Missourians typically don't favor new tax increases, but what about when those taxes go toward much-needed infrastructure improvements?

Editor’s note: This is the third in a five-part series taking a look at Missouri constitutional amendments that will be on the Aug. 5 ballot statewide.

Missourians typically don’t favor new tax increases, but what about when those taxes go toward much-needed infrastructure improvements?
That’s something Missouri voters will have to decide when they go to the polls Aug. 5.
On the ballot, voters will find Amendment 7, a proposed constitutional amendment to implement a three-quarter cent sales tax for the next 10 years, with the funds going toward the Missouri Department of Transportation (MoDOT).
The bill’s language states that the funds can only go toward improvements and cannot be spent for administrative purposes.
It is projected that the bill will bring in $5.4 billion over the 10-year period, which would start next year.
According to the language in the bill, 90 percent of the funds would then go to state projects, while the other 10 percent will be split among cities and counties.
Supporters of the bill say that it is necessary to keep up with Missouri’s infrastructure needs.
MoDOT’s budget over the last five years has dropped from $1.3 billion to close to $685 million, and it is projected to go as low as $325 million by 2017, according to the Associated Press.
If the tax isn't passed, MoDOT will eventually be in a “dire situation,” according to Rep.

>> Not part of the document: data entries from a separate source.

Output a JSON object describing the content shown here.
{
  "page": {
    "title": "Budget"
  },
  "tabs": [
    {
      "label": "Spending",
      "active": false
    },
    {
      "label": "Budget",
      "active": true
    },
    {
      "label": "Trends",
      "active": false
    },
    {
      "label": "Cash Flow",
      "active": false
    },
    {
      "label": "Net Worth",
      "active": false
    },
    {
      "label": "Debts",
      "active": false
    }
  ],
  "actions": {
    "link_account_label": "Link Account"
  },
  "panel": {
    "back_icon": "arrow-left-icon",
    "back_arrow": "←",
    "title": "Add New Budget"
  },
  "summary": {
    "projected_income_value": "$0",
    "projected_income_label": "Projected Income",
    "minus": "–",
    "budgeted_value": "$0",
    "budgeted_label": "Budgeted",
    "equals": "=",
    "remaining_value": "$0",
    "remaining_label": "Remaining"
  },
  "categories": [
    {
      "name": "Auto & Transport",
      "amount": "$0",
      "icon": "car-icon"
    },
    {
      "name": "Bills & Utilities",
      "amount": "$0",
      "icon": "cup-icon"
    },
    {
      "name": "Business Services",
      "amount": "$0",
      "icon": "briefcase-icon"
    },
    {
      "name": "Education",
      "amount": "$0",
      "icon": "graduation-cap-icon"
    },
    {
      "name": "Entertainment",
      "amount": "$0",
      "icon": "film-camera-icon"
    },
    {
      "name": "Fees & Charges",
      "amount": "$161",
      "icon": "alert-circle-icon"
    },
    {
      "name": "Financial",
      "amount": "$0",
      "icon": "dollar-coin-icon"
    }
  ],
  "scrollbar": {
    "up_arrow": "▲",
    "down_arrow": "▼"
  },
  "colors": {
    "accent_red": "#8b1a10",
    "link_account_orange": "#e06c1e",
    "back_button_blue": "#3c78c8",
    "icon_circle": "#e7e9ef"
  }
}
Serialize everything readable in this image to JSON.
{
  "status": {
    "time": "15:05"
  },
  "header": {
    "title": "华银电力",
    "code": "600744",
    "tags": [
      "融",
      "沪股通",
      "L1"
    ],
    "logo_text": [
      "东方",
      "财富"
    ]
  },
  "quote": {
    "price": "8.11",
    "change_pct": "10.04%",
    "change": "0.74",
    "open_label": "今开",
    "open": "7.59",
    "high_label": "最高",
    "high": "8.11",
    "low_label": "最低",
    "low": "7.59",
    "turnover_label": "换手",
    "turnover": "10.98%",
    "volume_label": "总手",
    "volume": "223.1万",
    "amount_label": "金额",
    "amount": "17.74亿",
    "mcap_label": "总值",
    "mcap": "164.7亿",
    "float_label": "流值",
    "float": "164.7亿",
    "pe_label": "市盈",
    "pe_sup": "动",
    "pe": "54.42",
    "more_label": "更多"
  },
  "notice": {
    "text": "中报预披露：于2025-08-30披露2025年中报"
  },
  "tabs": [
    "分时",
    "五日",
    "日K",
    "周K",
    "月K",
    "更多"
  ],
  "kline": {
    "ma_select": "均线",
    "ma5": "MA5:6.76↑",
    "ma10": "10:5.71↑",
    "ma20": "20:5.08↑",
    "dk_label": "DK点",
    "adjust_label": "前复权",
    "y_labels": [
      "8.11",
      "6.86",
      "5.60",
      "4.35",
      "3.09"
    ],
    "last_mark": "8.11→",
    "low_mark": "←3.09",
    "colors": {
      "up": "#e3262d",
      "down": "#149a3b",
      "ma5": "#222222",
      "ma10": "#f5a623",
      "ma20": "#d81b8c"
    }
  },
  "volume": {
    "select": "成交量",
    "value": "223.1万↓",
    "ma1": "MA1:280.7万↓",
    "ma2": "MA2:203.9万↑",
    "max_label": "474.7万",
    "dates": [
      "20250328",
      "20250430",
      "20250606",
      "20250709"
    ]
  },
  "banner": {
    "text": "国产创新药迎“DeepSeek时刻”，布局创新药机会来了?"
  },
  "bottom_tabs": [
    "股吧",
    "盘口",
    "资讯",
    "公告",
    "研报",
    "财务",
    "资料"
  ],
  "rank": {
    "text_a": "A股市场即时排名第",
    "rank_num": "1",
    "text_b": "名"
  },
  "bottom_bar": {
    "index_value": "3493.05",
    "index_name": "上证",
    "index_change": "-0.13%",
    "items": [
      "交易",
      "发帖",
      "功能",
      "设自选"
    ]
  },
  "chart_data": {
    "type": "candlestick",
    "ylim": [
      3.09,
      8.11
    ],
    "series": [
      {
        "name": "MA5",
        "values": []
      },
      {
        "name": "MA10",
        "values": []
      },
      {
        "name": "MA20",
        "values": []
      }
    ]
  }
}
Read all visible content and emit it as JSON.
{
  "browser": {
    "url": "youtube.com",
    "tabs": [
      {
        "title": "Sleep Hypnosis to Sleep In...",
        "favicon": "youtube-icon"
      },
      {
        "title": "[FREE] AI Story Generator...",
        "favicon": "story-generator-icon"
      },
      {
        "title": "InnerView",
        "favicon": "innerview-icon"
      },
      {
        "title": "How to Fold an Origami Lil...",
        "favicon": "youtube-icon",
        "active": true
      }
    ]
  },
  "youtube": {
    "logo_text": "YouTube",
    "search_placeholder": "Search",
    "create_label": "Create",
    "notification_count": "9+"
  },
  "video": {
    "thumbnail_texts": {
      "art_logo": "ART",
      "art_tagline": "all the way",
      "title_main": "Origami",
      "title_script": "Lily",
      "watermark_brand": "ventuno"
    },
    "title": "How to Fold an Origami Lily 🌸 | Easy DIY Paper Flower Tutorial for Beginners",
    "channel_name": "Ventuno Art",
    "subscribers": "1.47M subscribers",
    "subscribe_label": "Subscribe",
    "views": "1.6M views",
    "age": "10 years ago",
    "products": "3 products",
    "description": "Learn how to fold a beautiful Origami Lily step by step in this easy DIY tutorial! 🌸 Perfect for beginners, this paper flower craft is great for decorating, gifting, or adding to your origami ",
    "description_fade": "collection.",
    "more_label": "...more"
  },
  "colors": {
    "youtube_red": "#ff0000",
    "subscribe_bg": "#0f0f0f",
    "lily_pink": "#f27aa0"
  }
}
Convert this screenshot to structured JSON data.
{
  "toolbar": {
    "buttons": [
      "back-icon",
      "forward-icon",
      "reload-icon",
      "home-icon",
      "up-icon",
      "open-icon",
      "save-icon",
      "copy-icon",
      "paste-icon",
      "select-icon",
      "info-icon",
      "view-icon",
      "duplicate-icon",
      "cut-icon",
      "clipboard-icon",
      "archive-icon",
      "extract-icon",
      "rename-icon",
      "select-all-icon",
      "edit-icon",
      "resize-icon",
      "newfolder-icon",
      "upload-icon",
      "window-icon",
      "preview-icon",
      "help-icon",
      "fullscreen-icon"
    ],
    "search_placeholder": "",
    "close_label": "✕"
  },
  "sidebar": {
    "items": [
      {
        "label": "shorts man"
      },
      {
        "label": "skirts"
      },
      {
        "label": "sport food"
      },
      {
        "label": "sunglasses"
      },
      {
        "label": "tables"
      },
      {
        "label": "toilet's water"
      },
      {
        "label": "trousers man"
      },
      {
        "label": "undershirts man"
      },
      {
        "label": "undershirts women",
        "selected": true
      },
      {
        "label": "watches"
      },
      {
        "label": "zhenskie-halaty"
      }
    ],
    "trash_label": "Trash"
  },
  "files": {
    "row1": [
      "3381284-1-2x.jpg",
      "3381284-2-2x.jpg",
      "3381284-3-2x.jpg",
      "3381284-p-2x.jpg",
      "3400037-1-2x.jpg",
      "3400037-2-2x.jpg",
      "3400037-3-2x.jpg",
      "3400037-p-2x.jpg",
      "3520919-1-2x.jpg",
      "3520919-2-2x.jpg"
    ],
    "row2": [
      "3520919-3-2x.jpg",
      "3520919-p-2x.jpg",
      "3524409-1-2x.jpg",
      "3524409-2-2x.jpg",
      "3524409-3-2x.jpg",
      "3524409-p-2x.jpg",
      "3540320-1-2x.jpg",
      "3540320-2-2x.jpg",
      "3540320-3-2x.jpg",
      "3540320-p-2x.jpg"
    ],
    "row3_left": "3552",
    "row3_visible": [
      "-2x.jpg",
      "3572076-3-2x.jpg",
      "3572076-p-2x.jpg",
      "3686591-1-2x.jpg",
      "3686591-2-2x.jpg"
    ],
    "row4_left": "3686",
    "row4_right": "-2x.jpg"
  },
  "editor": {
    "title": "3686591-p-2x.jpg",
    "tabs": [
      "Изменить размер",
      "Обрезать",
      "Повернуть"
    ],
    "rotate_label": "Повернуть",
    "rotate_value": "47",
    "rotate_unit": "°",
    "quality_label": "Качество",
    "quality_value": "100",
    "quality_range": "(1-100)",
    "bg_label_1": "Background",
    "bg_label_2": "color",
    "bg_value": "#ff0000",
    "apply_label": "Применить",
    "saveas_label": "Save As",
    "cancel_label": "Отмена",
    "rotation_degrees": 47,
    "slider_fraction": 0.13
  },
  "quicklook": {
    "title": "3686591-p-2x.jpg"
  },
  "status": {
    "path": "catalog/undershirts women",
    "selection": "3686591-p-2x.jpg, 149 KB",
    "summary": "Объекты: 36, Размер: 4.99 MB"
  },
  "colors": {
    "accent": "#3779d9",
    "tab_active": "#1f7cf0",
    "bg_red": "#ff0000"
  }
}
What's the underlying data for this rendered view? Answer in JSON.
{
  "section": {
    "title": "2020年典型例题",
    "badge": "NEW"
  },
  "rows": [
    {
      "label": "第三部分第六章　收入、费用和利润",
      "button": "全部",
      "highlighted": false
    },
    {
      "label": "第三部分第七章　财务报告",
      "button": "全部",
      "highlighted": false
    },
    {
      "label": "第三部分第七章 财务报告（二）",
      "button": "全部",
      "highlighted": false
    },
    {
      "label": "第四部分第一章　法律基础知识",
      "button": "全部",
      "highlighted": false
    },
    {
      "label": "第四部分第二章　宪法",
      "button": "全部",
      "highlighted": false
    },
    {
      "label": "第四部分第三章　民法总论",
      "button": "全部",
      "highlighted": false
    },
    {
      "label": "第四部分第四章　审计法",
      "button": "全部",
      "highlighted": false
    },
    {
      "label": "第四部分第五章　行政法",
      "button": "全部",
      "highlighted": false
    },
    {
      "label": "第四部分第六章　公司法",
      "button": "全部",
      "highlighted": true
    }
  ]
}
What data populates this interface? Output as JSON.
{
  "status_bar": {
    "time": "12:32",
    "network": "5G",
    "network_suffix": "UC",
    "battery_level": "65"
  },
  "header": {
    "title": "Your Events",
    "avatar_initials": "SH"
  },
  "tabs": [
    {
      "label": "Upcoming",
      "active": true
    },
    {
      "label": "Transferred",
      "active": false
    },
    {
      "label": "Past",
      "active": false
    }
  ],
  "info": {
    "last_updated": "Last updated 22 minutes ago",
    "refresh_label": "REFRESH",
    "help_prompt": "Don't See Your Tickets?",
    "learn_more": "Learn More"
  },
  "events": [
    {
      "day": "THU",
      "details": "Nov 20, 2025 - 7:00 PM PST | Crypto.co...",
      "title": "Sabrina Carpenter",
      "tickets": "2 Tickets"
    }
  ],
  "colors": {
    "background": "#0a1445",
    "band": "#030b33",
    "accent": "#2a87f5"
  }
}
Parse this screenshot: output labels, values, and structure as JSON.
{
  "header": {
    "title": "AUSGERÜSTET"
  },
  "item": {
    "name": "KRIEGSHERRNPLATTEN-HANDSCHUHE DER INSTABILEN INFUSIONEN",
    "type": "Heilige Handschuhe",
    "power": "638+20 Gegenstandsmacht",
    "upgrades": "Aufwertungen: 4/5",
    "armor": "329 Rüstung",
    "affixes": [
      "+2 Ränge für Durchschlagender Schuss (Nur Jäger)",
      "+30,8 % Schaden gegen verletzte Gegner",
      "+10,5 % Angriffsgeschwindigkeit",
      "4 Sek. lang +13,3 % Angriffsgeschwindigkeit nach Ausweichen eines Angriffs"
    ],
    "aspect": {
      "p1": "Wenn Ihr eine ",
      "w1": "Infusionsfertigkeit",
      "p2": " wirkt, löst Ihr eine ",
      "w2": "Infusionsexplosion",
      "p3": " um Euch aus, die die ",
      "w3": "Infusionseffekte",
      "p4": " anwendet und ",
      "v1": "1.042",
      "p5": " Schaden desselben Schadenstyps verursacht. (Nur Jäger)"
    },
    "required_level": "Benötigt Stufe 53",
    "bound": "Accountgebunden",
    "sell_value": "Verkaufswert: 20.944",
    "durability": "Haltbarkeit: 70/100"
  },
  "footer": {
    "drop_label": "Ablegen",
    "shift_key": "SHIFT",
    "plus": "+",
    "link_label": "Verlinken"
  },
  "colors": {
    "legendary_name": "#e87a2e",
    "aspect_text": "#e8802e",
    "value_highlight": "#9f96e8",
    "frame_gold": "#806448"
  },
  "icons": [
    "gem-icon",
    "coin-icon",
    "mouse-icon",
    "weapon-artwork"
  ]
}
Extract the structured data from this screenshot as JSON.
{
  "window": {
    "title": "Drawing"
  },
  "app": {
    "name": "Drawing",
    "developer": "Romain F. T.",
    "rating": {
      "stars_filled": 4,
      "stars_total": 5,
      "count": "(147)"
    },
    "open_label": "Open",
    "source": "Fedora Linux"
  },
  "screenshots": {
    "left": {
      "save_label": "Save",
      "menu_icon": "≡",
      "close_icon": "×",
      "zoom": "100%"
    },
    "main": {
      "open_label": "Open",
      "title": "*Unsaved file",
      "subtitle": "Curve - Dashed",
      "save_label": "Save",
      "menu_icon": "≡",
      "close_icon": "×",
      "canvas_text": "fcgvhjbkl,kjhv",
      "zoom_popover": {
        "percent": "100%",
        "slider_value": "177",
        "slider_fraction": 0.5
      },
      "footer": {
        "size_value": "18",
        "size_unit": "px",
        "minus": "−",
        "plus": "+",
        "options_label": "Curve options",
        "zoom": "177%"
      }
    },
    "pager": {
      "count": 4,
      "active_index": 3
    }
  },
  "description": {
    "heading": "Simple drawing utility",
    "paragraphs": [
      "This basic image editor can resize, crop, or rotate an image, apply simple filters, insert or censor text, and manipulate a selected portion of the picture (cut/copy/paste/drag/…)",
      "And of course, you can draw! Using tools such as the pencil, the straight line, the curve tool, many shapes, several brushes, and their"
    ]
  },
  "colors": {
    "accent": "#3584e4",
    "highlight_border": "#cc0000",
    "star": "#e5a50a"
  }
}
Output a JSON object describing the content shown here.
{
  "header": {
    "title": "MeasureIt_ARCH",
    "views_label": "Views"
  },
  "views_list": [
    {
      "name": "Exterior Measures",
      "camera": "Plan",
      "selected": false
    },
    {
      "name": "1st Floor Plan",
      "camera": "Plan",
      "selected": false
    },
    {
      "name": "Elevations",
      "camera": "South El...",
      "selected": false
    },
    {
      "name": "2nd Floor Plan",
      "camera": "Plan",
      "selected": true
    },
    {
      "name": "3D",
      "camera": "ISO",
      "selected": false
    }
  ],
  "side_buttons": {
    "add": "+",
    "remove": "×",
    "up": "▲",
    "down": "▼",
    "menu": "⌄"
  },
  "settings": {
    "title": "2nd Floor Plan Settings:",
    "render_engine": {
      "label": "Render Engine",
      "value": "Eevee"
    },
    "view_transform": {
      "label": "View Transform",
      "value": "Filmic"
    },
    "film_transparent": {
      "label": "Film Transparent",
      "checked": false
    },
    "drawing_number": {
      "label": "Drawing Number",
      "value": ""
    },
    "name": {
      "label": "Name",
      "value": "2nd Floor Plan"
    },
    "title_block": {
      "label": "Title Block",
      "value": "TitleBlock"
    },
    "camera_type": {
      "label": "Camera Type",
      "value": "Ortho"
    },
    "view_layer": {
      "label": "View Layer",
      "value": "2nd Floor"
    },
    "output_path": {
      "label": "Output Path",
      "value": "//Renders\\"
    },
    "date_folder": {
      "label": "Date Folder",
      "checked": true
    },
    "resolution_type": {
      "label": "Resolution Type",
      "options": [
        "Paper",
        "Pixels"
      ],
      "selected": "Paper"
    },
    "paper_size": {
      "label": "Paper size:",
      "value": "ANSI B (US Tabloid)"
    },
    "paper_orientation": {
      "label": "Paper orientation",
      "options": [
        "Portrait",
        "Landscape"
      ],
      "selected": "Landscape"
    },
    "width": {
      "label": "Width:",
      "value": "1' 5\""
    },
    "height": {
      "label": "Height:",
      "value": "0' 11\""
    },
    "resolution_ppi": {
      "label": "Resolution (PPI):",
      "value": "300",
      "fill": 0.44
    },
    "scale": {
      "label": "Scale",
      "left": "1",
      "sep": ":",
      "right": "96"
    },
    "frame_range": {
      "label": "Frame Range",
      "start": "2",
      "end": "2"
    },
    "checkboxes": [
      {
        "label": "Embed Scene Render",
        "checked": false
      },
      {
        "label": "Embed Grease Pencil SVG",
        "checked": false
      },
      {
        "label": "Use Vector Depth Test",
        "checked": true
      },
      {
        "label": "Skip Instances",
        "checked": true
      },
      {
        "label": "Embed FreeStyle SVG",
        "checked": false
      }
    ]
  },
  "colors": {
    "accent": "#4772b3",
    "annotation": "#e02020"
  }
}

Dave Hinson (R-St. Clair), the sponsor of the legislation to get the measure on the ballots.
“MoDOT has done everything we should ask,” he said. “They've reduced revenue and gotten rid of equipment and buildings, consolidated positions, and we just can’t cut any more revenue.
“If we don’t do this, they’re not going to be able to always fix potholes, culverts and guardrails across the state,” Hinson added. “It will be a pick-and-choose type of situation, and we don’t want that.”
Opposition groups acknowledge that more funds may be needed for MoDOT, but the sales tax is not the answer.
Thomas R. Shrout Jr, treasurer of Missourians for Better Transportation Solutions, a group opposed to the tax, said it isn't fair to Missouri citizens.
“This is especially a bad idea because much of the truck traffic doesn't start or end in Missouri—just passes through. Raises on the working people and letting trucks go free doesn't make sense,” he said.
Shrout recommended the state look into other ideas, such as toll roads or gas taxes.